That Lone Airport Worker: 5 Months Since a Revolution
I cannot believe it has been over 5 months since I was in Egypt. Over 5 months since the most vivid and emotionally intense week of my life and exactly 5 months since a country became free of the 30 year rule of Hosni Mubarak. And what I remember most about that week and a half in Cairo were the fleeting moments, right before I left… It is the most distressing and upsetting feeling ever, to be leaving a place that you love amidst a revolution. A place that you know will be changed forever once you are gone. And never knowing when you will return. That anxiety, that pride, hope and fear, it is so bizarre. That week and a half, I experienced for the first time what it was like to live under authoritarian rule. To lose all contact from your family members and those that you love, because of the will of one man. Sure, I was happy to escape the chaos and uncertainty of my life in Egypt which seemed to be at a standstill. Happy to be able to speak with my family members and roam the streets without worrying about tear gas or rubber bullets.

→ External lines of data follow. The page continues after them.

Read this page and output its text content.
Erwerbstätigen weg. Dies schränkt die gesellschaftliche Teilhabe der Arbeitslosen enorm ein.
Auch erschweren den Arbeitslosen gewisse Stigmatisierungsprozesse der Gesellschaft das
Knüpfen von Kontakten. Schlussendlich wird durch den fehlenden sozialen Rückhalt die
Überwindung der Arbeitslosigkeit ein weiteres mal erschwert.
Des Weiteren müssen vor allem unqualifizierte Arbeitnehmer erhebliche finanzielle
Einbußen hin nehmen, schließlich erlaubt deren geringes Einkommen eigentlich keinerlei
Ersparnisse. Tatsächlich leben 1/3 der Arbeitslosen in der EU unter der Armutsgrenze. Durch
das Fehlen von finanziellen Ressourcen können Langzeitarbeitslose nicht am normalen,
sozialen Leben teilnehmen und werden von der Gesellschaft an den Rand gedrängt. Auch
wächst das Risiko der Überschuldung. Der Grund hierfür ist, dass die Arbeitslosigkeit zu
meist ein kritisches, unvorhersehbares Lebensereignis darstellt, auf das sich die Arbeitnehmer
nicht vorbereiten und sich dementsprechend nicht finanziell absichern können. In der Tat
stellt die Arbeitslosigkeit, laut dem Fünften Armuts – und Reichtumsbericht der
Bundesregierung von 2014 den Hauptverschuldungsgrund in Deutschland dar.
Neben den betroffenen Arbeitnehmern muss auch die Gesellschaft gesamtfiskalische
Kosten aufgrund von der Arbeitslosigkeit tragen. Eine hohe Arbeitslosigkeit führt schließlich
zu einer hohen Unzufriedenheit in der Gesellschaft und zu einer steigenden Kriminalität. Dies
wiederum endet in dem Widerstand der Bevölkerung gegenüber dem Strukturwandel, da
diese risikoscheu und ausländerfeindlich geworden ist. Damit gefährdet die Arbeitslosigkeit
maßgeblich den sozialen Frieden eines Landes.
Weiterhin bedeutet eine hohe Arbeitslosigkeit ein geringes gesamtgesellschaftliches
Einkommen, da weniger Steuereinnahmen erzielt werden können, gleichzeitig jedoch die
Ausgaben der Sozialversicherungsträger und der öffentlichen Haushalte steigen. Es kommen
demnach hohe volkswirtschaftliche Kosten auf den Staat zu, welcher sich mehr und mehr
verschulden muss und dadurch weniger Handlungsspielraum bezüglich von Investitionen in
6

But what I would miss about Egypt most were the people. As I sat at that airport, amongst hundreds of foreigners fleeing the disarray of the current situation, I cherished those last moments. This was the airport that many had compared to a “concentration camp” as some were left to wait in the airport for 4 days with no food or water. I happened to be one of the privileged few who had a private flight out of the city and was only there for a couple hours. But what you’d expect at this so-called “concentration camp” would be a plethora of uptight, stressed and angry workers frustrated that they had to deal with the situation. And that was so far from the reality. The reality where the lone airport worker sat and smiled as the little boy played around with the security equipment. I sat and cherished that moment, the smile on the child’s face as he played with the security guard. I watched and I thought about how you would never see something like this in America… we are simply too afraid. I admired the tremendous patience in which the worker conducted himself being amidst the chaos of those 18 days. I knew the future of Egypt would be bright, somehow they would make it through these times. With the incredible patience, respect and sincerity of the Egyptian people I knew they would lead their country to great things.